So much of the faith is weirder than we’re used to thinking, not just the sensational stuff like angels and Nephilim, but ‘simple’ concepts like Union with Christ. It’s the heart of the Christian view of salvation, yet I rarely hear it talked about in our churches. It’s weird, it’s enchanted, it makes us much smaller and the world much bigger—there are depths beneath your life that we cannot fathom, ‘full of mystery and hope’ as B. F. Westcott puts it.
Walter Bruggeman, in his book Interpretation and Obedience, said that:
The key pathology of our time, which seduces us all, is the reduction of the imagination, so that we are too numbed, satiated, and co-opted to do imaginative work.
We’ve lost our ability to imagine, and the world is flattened for it. The horns of Elfland are silenced, but for those who have heard them there is a hollowness to the sound of this little world, that yearns for something greater.
That yearning, that longing, is the spiritual gift of dissatisfaction, and the ground of joy. Imagination is one of the ways to get to it.
Perhaps you aren’t convinced that we’ve lost our ability to imagine, you can imagine perfectly well, thank you very much! And you can find flights of imaginative fancy cast in glorious technicolour on large and small screens everywhere you go. This is of course, true.
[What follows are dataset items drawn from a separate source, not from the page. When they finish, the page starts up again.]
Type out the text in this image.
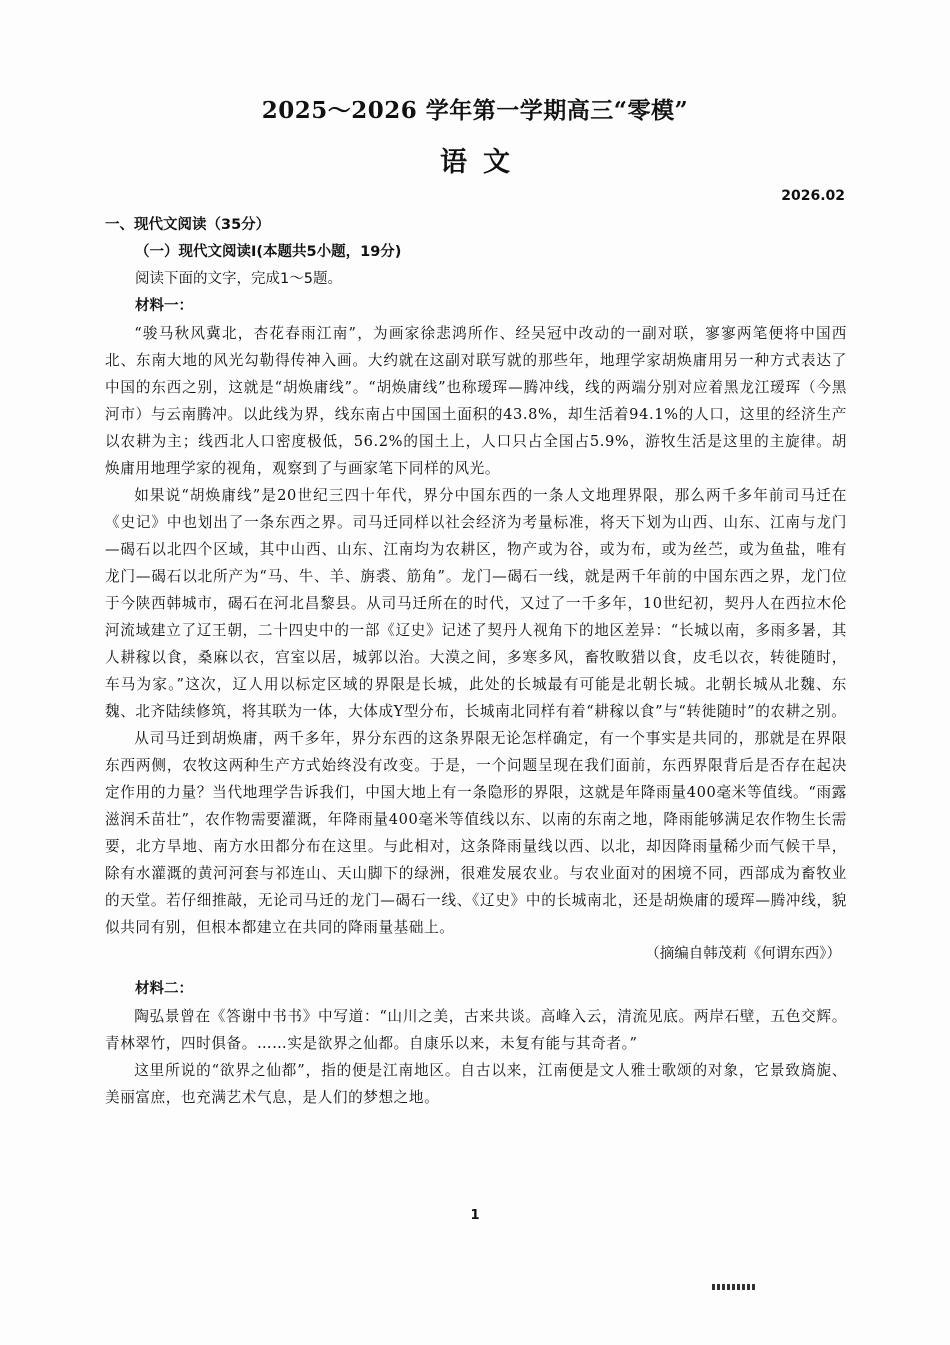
2025～2026 学年第一学期高三“零模”
语文
2026.02
一、现代文阅读（35分）
（一）现代文阅读Ⅰ(本题共5小题，19分)
阅读下面的文字，完成1～5题。
材料一：

“骏马秋风冀北，杏花春雨江南”，为画家徐悲鸿所作、经吴冠中改动的一副对联，寥寥两笔便将中国西北、东南大地的风光勾勒得传神入画。大约就在这副对联写就的那些年，地理学家胡焕庸用另一种方式表达了中国的东西之别，这就是“胡焕庸线”。“胡焕庸线”也称瑷珲—腾冲线，线的两端分别对应着黑龙江瑷珲（今黑河市）与云南腾冲。以此线为界，线东南占中国国土面积的43.8%，却生活着94.1%的人口，这里的经济生产以农耕为主；线西北人口密度极低，56.2%的国土上，人口只占全国占5.9%，游牧生活是这里的主旋律。胡焕庸用地理学家的视角，观察到了与画家笔下同样的风光。

如果说“胡焕庸线”是20世纪三四十年代，界分中国东西的一条人文地理界限，那么两千多年前司马迁在《史记》中也划出了一条东西之界。司马迁同样以社会经济为考量标准，将天下划为山西、山东、江南与龙门—碣石以北四个区域，其中山西、山东、江南均为农耕区，物产或为谷，或为布，或为丝苎，或为鱼盐，唯有龙门—碣石以北所产为“马、牛、羊、旃裘、筋角”。龙门—碣石一线，就是两千年前的中国东西之界，龙门位于今陕西韩城市，碣石在河北昌黎县。从司马迁所在的时代，又过了一千多年，10世纪初，契丹人在西拉木伦河流域建立了辽王朝，二十四史中的一部《辽史》记述了契丹人视角下的地区差异：“长城以南，多雨多暑，其人耕稼以食，桑麻以衣，宫室以居，城郭以治。大漠之间，多寒多风，畜牧畋猎以食，皮毛以衣，转徙随时，车马为家。”这次，辽人用以标定区域的界限是长城，此处的长城最有可能是北朝长城。北朝长城从北魏、东魏、北齐陆续修筑，将其联为一体，大体成Y型分布，长城南北同样有着“耕稼以食”与“转徙随时”的农耕之别。

从司马迁到胡焕庸，两千多年，界分东西的这条界限无论怎样确定，有一个事实是共同的，那就是在界限东西两侧，农牧这两种生产方式始终没有改变。于是，一个问题呈现在我们面前，东西界限背后是否存在起决定作用的力量？当代地理学告诉我们，中国大地上有一条隐形的界限，这就是年降雨量400毫米等值线。“雨露滋润禾苗壮”，农作物需要灌溉，年降雨量400毫米等值线以东、以南的东南之地，降雨能够满足农作物生长需要，北方旱地、南方水田都分布在这里。与此相对，这条降雨量线以西、以北，却因降雨量稀少而气候干旱，除有水灌溉的黄河河套与祁连山、天山脚下的绿洲，很难发展农业。与农业面对的困境不同，西部成为畜牧业的天堂。若仔细推敲，无论司马迁的龙门—碣石一线、《辽史》中的长城南北，还是胡焕庸的瑷珲—腾冲线，貌似共同有别，但根本都建立在共同的降雨量基础上。

（摘编自韩茂莉《何谓东西》）
材料二：

陶弘景曾在《答谢中书书》中写道：“山川之美，古来共谈。高峰入云，清流见底。两岸石壁，五色交辉。青林翠竹，四时俱备。……实是欲界之仙都。自康乐以来，未复有能与其奇者。”

这里所说的“欲界之仙都”，指的便是江南地区。自古以来，江南便是文人雅士歌颂的对象，它景致旖旎、美丽富庶，也充满艺术气息，是人们的梦想之地。

1
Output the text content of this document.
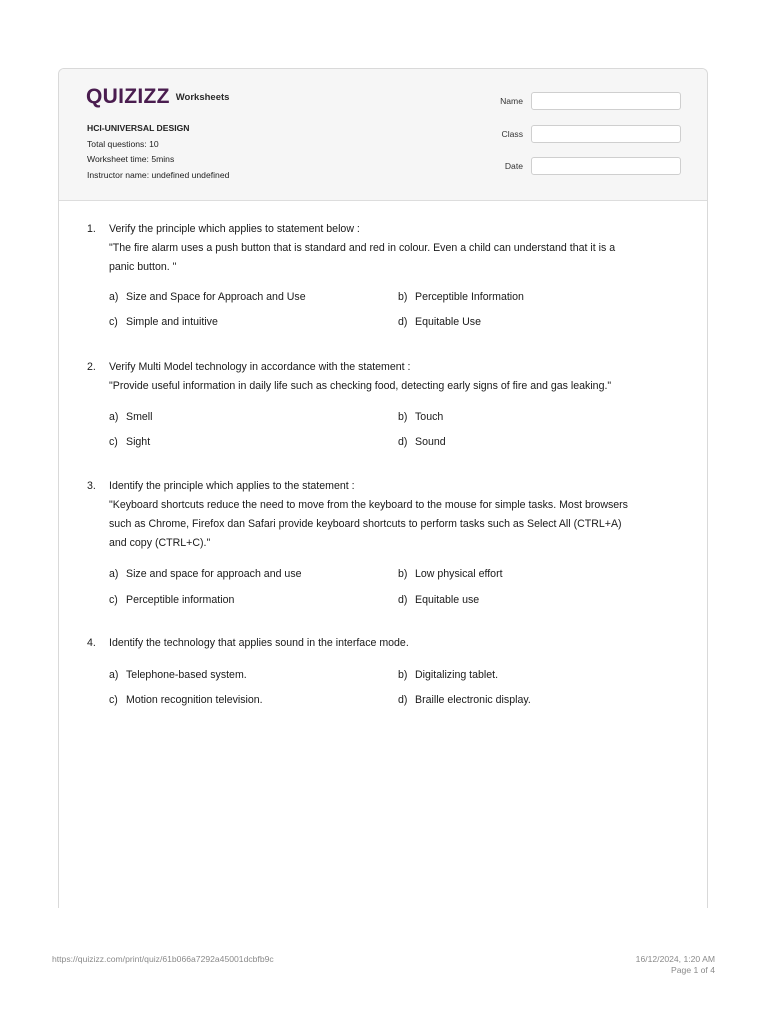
QUIZIZZ Worksheets
HCI-UNIVERSAL DESIGN
Total questions: 10
Worksheet time: 5mins
Instructor name: undefined undefined
Name
Class
Date
1. Verify the principle which applies to statement below :
"The fire alarm uses a push button that is standard and red in colour. Even a child can understand that it is a
panic button. "
a) Size and Space for Approach and Use	b) Perceptible Information
c) Simple and intuitive	d) Equitable Use
2. Verify Multi Model technology in accordance with the statement :
"Provide useful information in daily life such as checking food, detecting early signs of fire and gas leaking."
a) Smell	b) Touch
c) Sight	d) Sound
3. Identify the principle which applies to the statement :
"Keyboard shortcuts reduce the need to move from the keyboard to the mouse for simple tasks. Most browsers
such as Chrome, Firefox dan Safari provide keyboard shortcuts to perform tasks such as Select All (CTRL+A)
and copy (CTRL+C)."
a) Size and space for approach and use	b) Low physical effort
c) Perceptible information	d) Equitable use
4. Identify the technology that applies sound in the interface mode.
a) Telephone-based system.	b) Digitalizing tablet.
c) Motion recognition television.	d) Braille electronic display.
https://quizizz.com/print/quiz/61b066a7292a45001dcbfb9c	16/12/2024, 1:20 AM
Page 1 of 4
I could point to the two pitfalls of Hollywood at the moment: either the nostalgia trap where we remake old stories again less well or retell the stories of very recent history, or the sequel trap where the films that really make money are just the same story churned out over and over again in different configurations (here’s looking at you MCU).
At the bottom they are of course the same pathology; they’re a lack of new stories to tell. Though, to gently nuance myself, telling the same story in different configurations is an imaginative literary trope that we call ‘typology’ and is all over the Bible. I don’t think the writers of Marvel films are doing this, but you could do something that has repetitive elements with great literary artifice if you are a very skilled writer.
Bruggeman was writing before this was the case in our visual storytelling, though, and you would be able to come up with counterexamples that demonstrate originality, I’m sure. The real way we can tell we’re losing our imagination is that all the fun stuff is now confined to fiction.